By Elliot Foster

Tyrone McCullagh danced his way to winning another belt.

The Derry super-bantamweight added the vacant WBO European title to his Celtic crown with a solid display against Josh Kennedy.

McCullagh faced Kennedy, the English champion, at the Titanic Exhibition Centre in Belfast.

The Liverpool-trained ‘White Chocolate’ showed sensational boxing ability and added ranking points to the discussion of his name after outpointing the man nicknamed ‘Handsome’ by a wide margin.

Tallies of 99-91, 98-92 and 96-94 were handed in by the three scoring judges for the BoxNation-aired card in favour of McCullagh, who is coached by George Vaughan, Derry Mathews and Gary Thornhill.

Marco McCullough was the winner in a 10-round clash against EU super-featherweight champion Ruddy Encarnacion.

The Belfast man took on the Spaniard for the vacant IBO International title but had to come through some sticky patches, despite dropping his man and himself being dropped, to claim tallies of 95-93, 96-92 and 97-91.

Meanwhile, Steven Ward suffered cuts and bruises in a tough 10-round contest which finished in a disqualification.

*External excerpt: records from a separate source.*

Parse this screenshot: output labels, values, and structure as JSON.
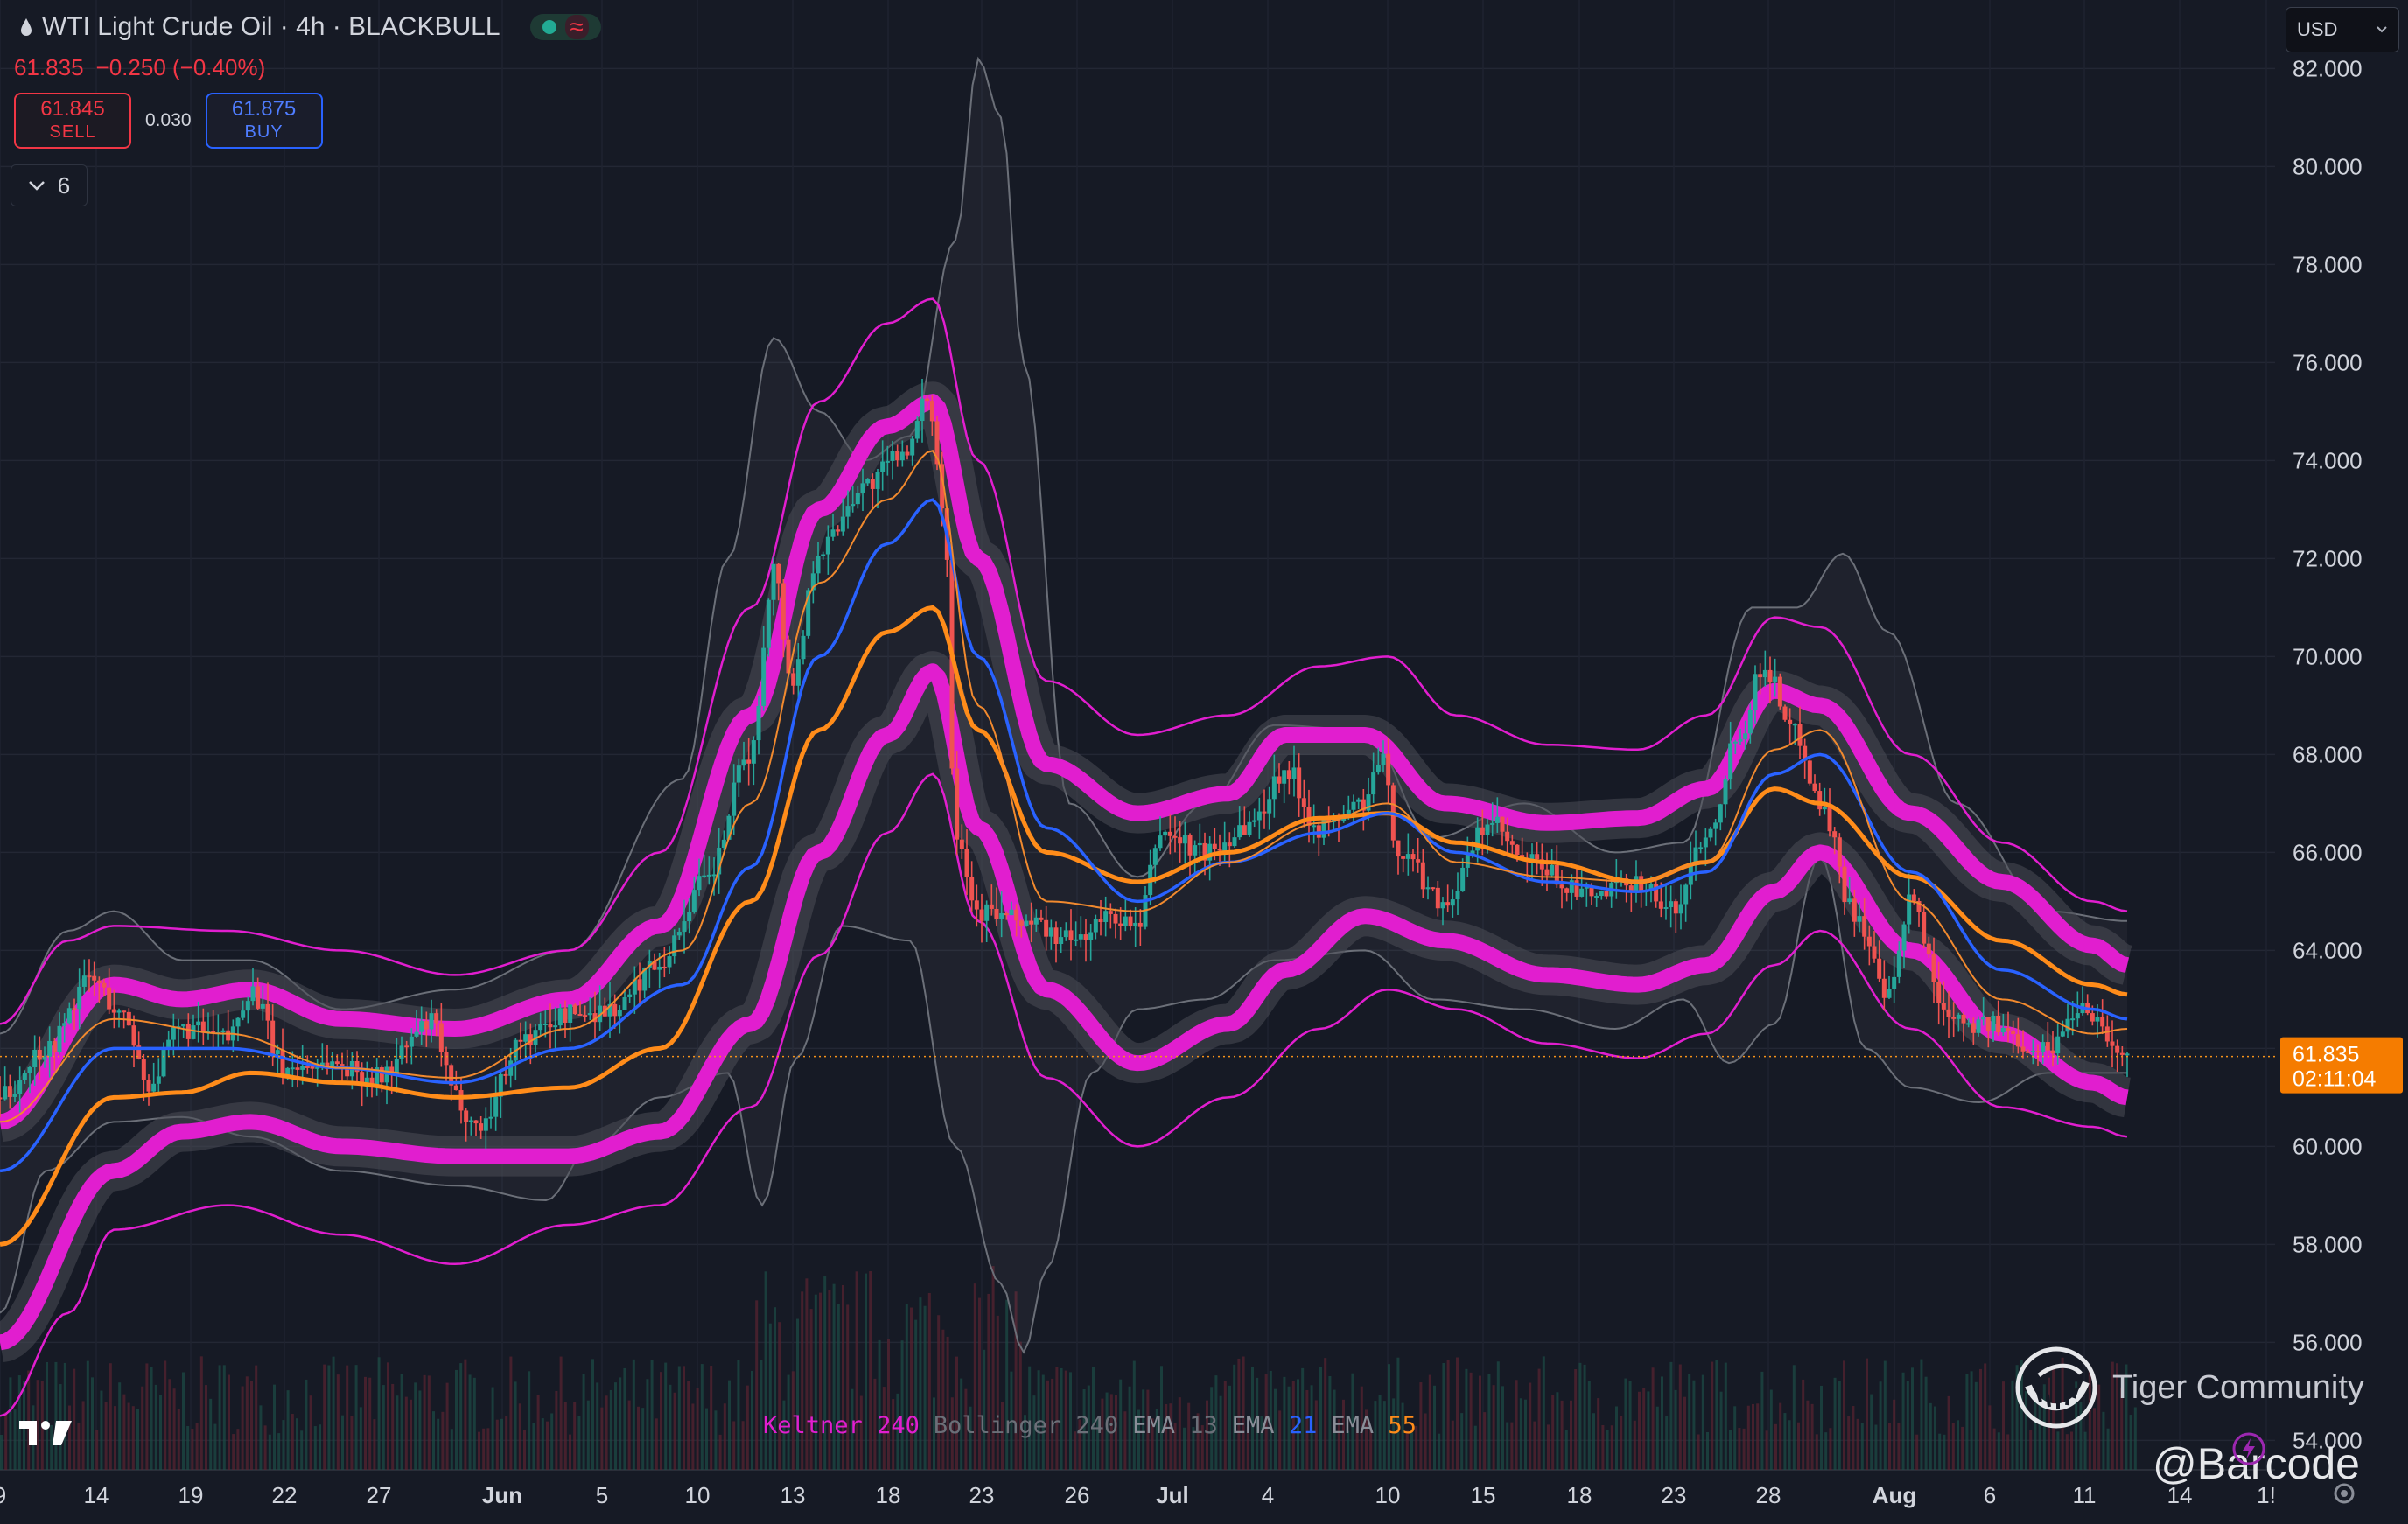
{
  "header": {
    "title": "WTI Light Crude Oil · 4h · BLACKBULL",
    "last": "61.835",
    "change": "−0.250 (−0.40%)",
    "sell_price": "61.845",
    "sell_label": "SELL",
    "spread": "0.030",
    "buy_price": "61.875",
    "buy_label": "BUY",
    "indicator_count": "6",
    "currency": "USD"
  },
  "watermark": {
    "brand": "Tiger Community",
    "handle": "@Barcode"
  },
  "colors": {
    "background": "#161a25",
    "up": "#26a69a",
    "down": "#ef5350",
    "keltner": "#e11ecf",
    "bollinger": "#6b6f78",
    "ema13": "#f28a2e",
    "ema21": "#2962ff",
    "ema55": "#ff8c1a"
  },
  "chart_data": {
    "type": "candlestick",
    "ylim": [
      53.4,
      83.4
    ],
    "yticks": [
      "82.000",
      "80.000",
      "78.000",
      "76.000",
      "74.000",
      "72.000",
      "70.000",
      "68.000",
      "66.000",
      "64.000",
      "62.000",
      "60.000",
      "58.000",
      "56.000",
      "54.000"
    ],
    "yvalues": [
      82,
      80,
      78,
      76,
      74,
      72,
      70,
      68,
      66,
      64,
      62,
      60,
      58,
      56,
      54
    ],
    "xticks": [
      "9",
      "14",
      "19",
      "22",
      "27",
      "Jun",
      "5",
      "10",
      "13",
      "18",
      "23",
      "26",
      "Jul",
      "4",
      "10",
      "15",
      "18",
      "23",
      "28",
      "Aug",
      "6",
      "11",
      "14",
      "1!"
    ],
    "current_price": 61.835,
    "current_price_label": "61.835",
    "countdown": "02:11:04",
    "legend": [
      {
        "name": "Keltner",
        "value": "240"
      },
      {
        "name": "Bollinger",
        "value": "240"
      },
      {
        "name": "EMA",
        "value": "13"
      },
      {
        "name": "EMA",
        "value": "21"
      },
      {
        "name": "EMA",
        "value": "55"
      }
    ],
    "price_path": [
      [
        0,
        61.0
      ],
      [
        0.02,
        62.0
      ],
      [
        0.04,
        63.4
      ],
      [
        0.055,
        62.6
      ],
      [
        0.065,
        61.3
      ],
      [
        0.08,
        62.4
      ],
      [
        0.1,
        62.2
      ],
      [
        0.11,
        63.2
      ],
      [
        0.125,
        61.6
      ],
      [
        0.145,
        61.7
      ],
      [
        0.165,
        61.4
      ],
      [
        0.19,
        62.5
      ],
      [
        0.2,
        61.0
      ],
      [
        0.21,
        60.4
      ],
      [
        0.23,
        62.2
      ],
      [
        0.25,
        62.7
      ],
      [
        0.27,
        62.8
      ],
      [
        0.29,
        63.8
      ],
      [
        0.31,
        65.4
      ],
      [
        0.33,
        68.0
      ],
      [
        0.34,
        71.8
      ],
      [
        0.348,
        69.5
      ],
      [
        0.36,
        72.2
      ],
      [
        0.38,
        73.5
      ],
      [
        0.4,
        74.3
      ],
      [
        0.408,
        75.3
      ],
      [
        0.415,
        73.0
      ],
      [
        0.42,
        66.5
      ],
      [
        0.43,
        64.8
      ],
      [
        0.45,
        64.6
      ],
      [
        0.47,
        64.2
      ],
      [
        0.49,
        64.7
      ],
      [
        0.5,
        64.4
      ],
      [
        0.51,
        66.4
      ],
      [
        0.53,
        66.0
      ],
      [
        0.55,
        66.6
      ],
      [
        0.565,
        67.7
      ],
      [
        0.58,
        66.5
      ],
      [
        0.6,
        67.0
      ],
      [
        0.607,
        67.9
      ],
      [
        0.615,
        66.0
      ],
      [
        0.635,
        65.0
      ],
      [
        0.655,
        66.6
      ],
      [
        0.67,
        65.8
      ],
      [
        0.7,
        65.1
      ],
      [
        0.72,
        65.4
      ],
      [
        0.735,
        64.8
      ],
      [
        0.75,
        66.4
      ],
      [
        0.765,
        68.5
      ],
      [
        0.775,
        69.8
      ],
      [
        0.79,
        68.4
      ],
      [
        0.8,
        67.0
      ],
      [
        0.815,
        64.8
      ],
      [
        0.83,
        63.0
      ],
      [
        0.84,
        65.0
      ],
      [
        0.855,
        62.8
      ],
      [
        0.87,
        62.5
      ],
      [
        0.9,
        62.0
      ],
      [
        0.915,
        62.9
      ],
      [
        0.935,
        61.8
      ]
    ],
    "keltner_mid": [
      [
        0,
        58.0
      ],
      [
        0.05,
        61.0
      ],
      [
        0.08,
        61.1
      ],
      [
        0.11,
        61.5
      ],
      [
        0.15,
        61.3
      ],
      [
        0.2,
        61.0
      ],
      [
        0.25,
        61.2
      ],
      [
        0.29,
        62.0
      ],
      [
        0.33,
        65.0
      ],
      [
        0.36,
        68.5
      ],
      [
        0.39,
        70.5
      ],
      [
        0.41,
        71.0
      ],
      [
        0.43,
        68.5
      ],
      [
        0.46,
        66.0
      ],
      [
        0.5,
        65.4
      ],
      [
        0.54,
        66.0
      ],
      [
        0.58,
        66.7
      ],
      [
        0.61,
        66.8
      ],
      [
        0.64,
        66.2
      ],
      [
        0.68,
        65.8
      ],
      [
        0.72,
        65.4
      ],
      [
        0.75,
        65.8
      ],
      [
        0.78,
        67.3
      ],
      [
        0.8,
        67.0
      ],
      [
        0.84,
        65.5
      ],
      [
        0.88,
        64.2
      ],
      [
        0.92,
        63.3
      ],
      [
        0.935,
        63.1
      ]
    ],
    "keltner_upper_thick": [
      [
        0,
        60.5
      ],
      [
        0.05,
        63.3
      ],
      [
        0.08,
        63.0
      ],
      [
        0.11,
        63.2
      ],
      [
        0.15,
        62.6
      ],
      [
        0.2,
        62.4
      ],
      [
        0.25,
        63.0
      ],
      [
        0.29,
        64.5
      ],
      [
        0.33,
        68.8
      ],
      [
        0.36,
        73.0
      ],
      [
        0.39,
        74.7
      ],
      [
        0.41,
        75.2
      ],
      [
        0.43,
        72.0
      ],
      [
        0.46,
        67.8
      ],
      [
        0.5,
        66.8
      ],
      [
        0.54,
        67.2
      ],
      [
        0.565,
        68.4
      ],
      [
        0.6,
        68.4
      ],
      [
        0.635,
        67.0
      ],
      [
        0.68,
        66.6
      ],
      [
        0.72,
        66.7
      ],
      [
        0.75,
        67.3
      ],
      [
        0.78,
        69.3
      ],
      [
        0.8,
        69.0
      ],
      [
        0.84,
        66.8
      ],
      [
        0.88,
        65.4
      ],
      [
        0.92,
        64.1
      ],
      [
        0.935,
        63.7
      ]
    ],
    "keltner_lower_thick": [
      [
        0,
        56.0
      ],
      [
        0.05,
        59.5
      ],
      [
        0.08,
        60.3
      ],
      [
        0.11,
        60.5
      ],
      [
        0.15,
        60.0
      ],
      [
        0.2,
        59.8
      ],
      [
        0.25,
        59.8
      ],
      [
        0.29,
        60.3
      ],
      [
        0.33,
        62.5
      ],
      [
        0.36,
        66.0
      ],
      [
        0.39,
        68.4
      ],
      [
        0.41,
        69.7
      ],
      [
        0.43,
        66.5
      ],
      [
        0.46,
        63.2
      ],
      [
        0.5,
        61.7
      ],
      [
        0.54,
        62.5
      ],
      [
        0.565,
        63.6
      ],
      [
        0.6,
        64.7
      ],
      [
        0.635,
        64.2
      ],
      [
        0.68,
        63.5
      ],
      [
        0.72,
        63.3
      ],
      [
        0.75,
        63.7
      ],
      [
        0.78,
        65.2
      ],
      [
        0.8,
        66.0
      ],
      [
        0.84,
        64.0
      ],
      [
        0.88,
        62.3
      ],
      [
        0.92,
        61.3
      ],
      [
        0.935,
        61.0
      ]
    ],
    "keltner_outer_upper": [
      [
        0,
        62.5
      ],
      [
        0.03,
        64.2
      ],
      [
        0.05,
        64.5
      ],
      [
        0.1,
        64.4
      ],
      [
        0.15,
        64.0
      ],
      [
        0.2,
        63.5
      ],
      [
        0.25,
        64.0
      ],
      [
        0.29,
        66.0
      ],
      [
        0.33,
        71.0
      ],
      [
        0.36,
        75.2
      ],
      [
        0.39,
        76.8
      ],
      [
        0.41,
        77.3
      ],
      [
        0.43,
        74.0
      ],
      [
        0.46,
        69.5
      ],
      [
        0.5,
        68.4
      ],
      [
        0.54,
        68.8
      ],
      [
        0.58,
        69.8
      ],
      [
        0.61,
        70.0
      ],
      [
        0.64,
        68.8
      ],
      [
        0.68,
        68.2
      ],
      [
        0.72,
        68.1
      ],
      [
        0.75,
        68.8
      ],
      [
        0.78,
        70.8
      ],
      [
        0.8,
        70.6
      ],
      [
        0.84,
        68.0
      ],
      [
        0.88,
        66.2
      ],
      [
        0.92,
        65.0
      ],
      [
        0.935,
        64.8
      ]
    ],
    "keltner_outer_lower": [
      [
        0,
        54.5
      ],
      [
        0.03,
        56.6
      ],
      [
        0.05,
        58.3
      ],
      [
        0.1,
        58.8
      ],
      [
        0.15,
        58.2
      ],
      [
        0.2,
        57.6
      ],
      [
        0.25,
        58.4
      ],
      [
        0.29,
        58.8
      ],
      [
        0.33,
        60.8
      ],
      [
        0.36,
        63.9
      ],
      [
        0.39,
        66.4
      ],
      [
        0.41,
        67.6
      ],
      [
        0.43,
        64.6
      ],
      [
        0.46,
        61.4
      ],
      [
        0.5,
        60.0
      ],
      [
        0.54,
        61.0
      ],
      [
        0.58,
        62.4
      ],
      [
        0.61,
        63.2
      ],
      [
        0.64,
        62.8
      ],
      [
        0.68,
        62.1
      ],
      [
        0.72,
        61.8
      ],
      [
        0.75,
        62.3
      ],
      [
        0.78,
        63.7
      ],
      [
        0.8,
        64.4
      ],
      [
        0.84,
        62.4
      ],
      [
        0.88,
        60.8
      ],
      [
        0.92,
        60.4
      ],
      [
        0.935,
        60.2
      ]
    ],
    "bollinger_upper": [
      [
        0,
        62.3
      ],
      [
        0.03,
        64.4
      ],
      [
        0.05,
        64.8
      ],
      [
        0.08,
        63.8
      ],
      [
        0.11,
        63.8
      ],
      [
        0.15,
        62.8
      ],
      [
        0.2,
        63.2
      ],
      [
        0.25,
        64.0
      ],
      [
        0.3,
        67.5
      ],
      [
        0.32,
        72.0
      ],
      [
        0.34,
        76.5
      ],
      [
        0.36,
        75.0
      ],
      [
        0.38,
        74.0
      ],
      [
        0.4,
        74.5
      ],
      [
        0.42,
        78.5
      ],
      [
        0.43,
        82.2
      ],
      [
        0.44,
        81.0
      ],
      [
        0.45,
        76.0
      ],
      [
        0.47,
        67.0
      ],
      [
        0.5,
        65.5
      ],
      [
        0.53,
        67.0
      ],
      [
        0.56,
        68.6
      ],
      [
        0.6,
        68.5
      ],
      [
        0.63,
        66.3
      ],
      [
        0.67,
        67.0
      ],
      [
        0.71,
        66.0
      ],
      [
        0.74,
        66.2
      ],
      [
        0.77,
        71.0
      ],
      [
        0.79,
        71.0
      ],
      [
        0.81,
        72.1
      ],
      [
        0.83,
        70.5
      ],
      [
        0.86,
        67.0
      ],
      [
        0.9,
        64.8
      ],
      [
        0.935,
        64.6
      ]
    ],
    "bollinger_lower": [
      [
        0,
        56.6
      ],
      [
        0.02,
        59.5
      ],
      [
        0.05,
        60.5
      ],
      [
        0.08,
        60.6
      ],
      [
        0.11,
        60.2
      ],
      [
        0.15,
        59.5
      ],
      [
        0.2,
        59.2
      ],
      [
        0.24,
        58.9
      ],
      [
        0.26,
        60.0
      ],
      [
        0.29,
        61.0
      ],
      [
        0.32,
        61.5
      ],
      [
        0.335,
        58.8
      ],
      [
        0.35,
        61.8
      ],
      [
        0.37,
        64.5
      ],
      [
        0.4,
        64.2
      ],
      [
        0.42,
        60.0
      ],
      [
        0.44,
        57.2
      ],
      [
        0.45,
        55.8
      ],
      [
        0.46,
        57.5
      ],
      [
        0.48,
        61.5
      ],
      [
        0.5,
        62.8
      ],
      [
        0.53,
        63.0
      ],
      [
        0.56,
        63.8
      ],
      [
        0.6,
        64.0
      ],
      [
        0.63,
        63.0
      ],
      [
        0.67,
        62.8
      ],
      [
        0.71,
        62.4
      ],
      [
        0.74,
        63.0
      ],
      [
        0.76,
        61.7
      ],
      [
        0.78,
        62.5
      ],
      [
        0.8,
        65.9
      ],
      [
        0.82,
        62.0
      ],
      [
        0.84,
        61.2
      ],
      [
        0.87,
        60.9
      ],
      [
        0.9,
        61.5
      ],
      [
        0.935,
        61.5
      ]
    ],
    "ema13": [
      [
        0,
        60.5
      ],
      [
        0.05,
        62.6
      ],
      [
        0.1,
        62.3
      ],
      [
        0.15,
        61.6
      ],
      [
        0.2,
        61.4
      ],
      [
        0.25,
        62.4
      ],
      [
        0.3,
        64.0
      ],
      [
        0.33,
        67.0
      ],
      [
        0.36,
        71.5
      ],
      [
        0.39,
        73.2
      ],
      [
        0.41,
        74.2
      ],
      [
        0.43,
        69.0
      ],
      [
        0.46,
        65.0
      ],
      [
        0.5,
        64.8
      ],
      [
        0.54,
        65.8
      ],
      [
        0.58,
        66.6
      ],
      [
        0.61,
        67.0
      ],
      [
        0.64,
        65.8
      ],
      [
        0.68,
        65.5
      ],
      [
        0.72,
        65.4
      ],
      [
        0.75,
        65.8
      ],
      [
        0.78,
        68.1
      ],
      [
        0.8,
        68.5
      ],
      [
        0.84,
        65.0
      ],
      [
        0.88,
        63.0
      ],
      [
        0.92,
        62.3
      ],
      [
        0.935,
        62.4
      ]
    ],
    "ema21": [
      [
        0,
        59.5
      ],
      [
        0.05,
        62.0
      ],
      [
        0.1,
        62.0
      ],
      [
        0.15,
        61.6
      ],
      [
        0.2,
        61.3
      ],
      [
        0.25,
        62.0
      ],
      [
        0.3,
        63.3
      ],
      [
        0.33,
        65.7
      ],
      [
        0.36,
        70.0
      ],
      [
        0.39,
        72.3
      ],
      [
        0.41,
        73.2
      ],
      [
        0.43,
        70.0
      ],
      [
        0.46,
        66.5
      ],
      [
        0.5,
        65.0
      ],
      [
        0.54,
        65.8
      ],
      [
        0.58,
        66.4
      ],
      [
        0.61,
        66.8
      ],
      [
        0.64,
        66.0
      ],
      [
        0.68,
        65.4
      ],
      [
        0.72,
        65.2
      ],
      [
        0.75,
        65.6
      ],
      [
        0.78,
        67.6
      ],
      [
        0.8,
        68.0
      ],
      [
        0.84,
        65.6
      ],
      [
        0.88,
        63.6
      ],
      [
        0.92,
        62.8
      ],
      [
        0.935,
        62.6
      ]
    ]
  }
}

The Newtonabbey man, who won the vacant BUI Celtic light-heavyweight against Stevie Collins Jr. back in August, bossed proceedings but was in against a rough and rugged opponent in Rolando Paredes.

Paredes, who was warned several times by referee Hugh Russell Jr. for excessive use of the head, was eventually thrown out by the third man in the ring after two minutes and eight seconds of the ninth round.

Nathaniel May got eight rounds under his belt in his MTK debut when he outpointed 31-year-old Russian Ruslan Berchuk, while Jay Byrne succumbed his BUI Celtic welterweight title to Paddy Gallagher in a fight which ended inside the eight-round distance.

Gallagher was flanked by his former foe Gary Murray in the post-fight interview after flooring Byrne, who appeared to have injured his right shoulder during the fight, with a crippling body shot in the third round before his corner had seen enough in the third round.

Elsewhere, there was a stoppage for Gary Cully and a trio of points wins for Sean McComb, Steven Donnelly and Padraig McCrory, who dropped Sean McGlinchey in the final of four stanzas before coming out with a points victory from a fight that was agreed 24 hours before taking place.

The pair had exchanged victories in the amateurs, with McCrory’s 2014 Ulster light heavyweight title win being followed by a controversial Commonwealth Games box-off win for eventual Glasgow bronze medallist McGlinchey.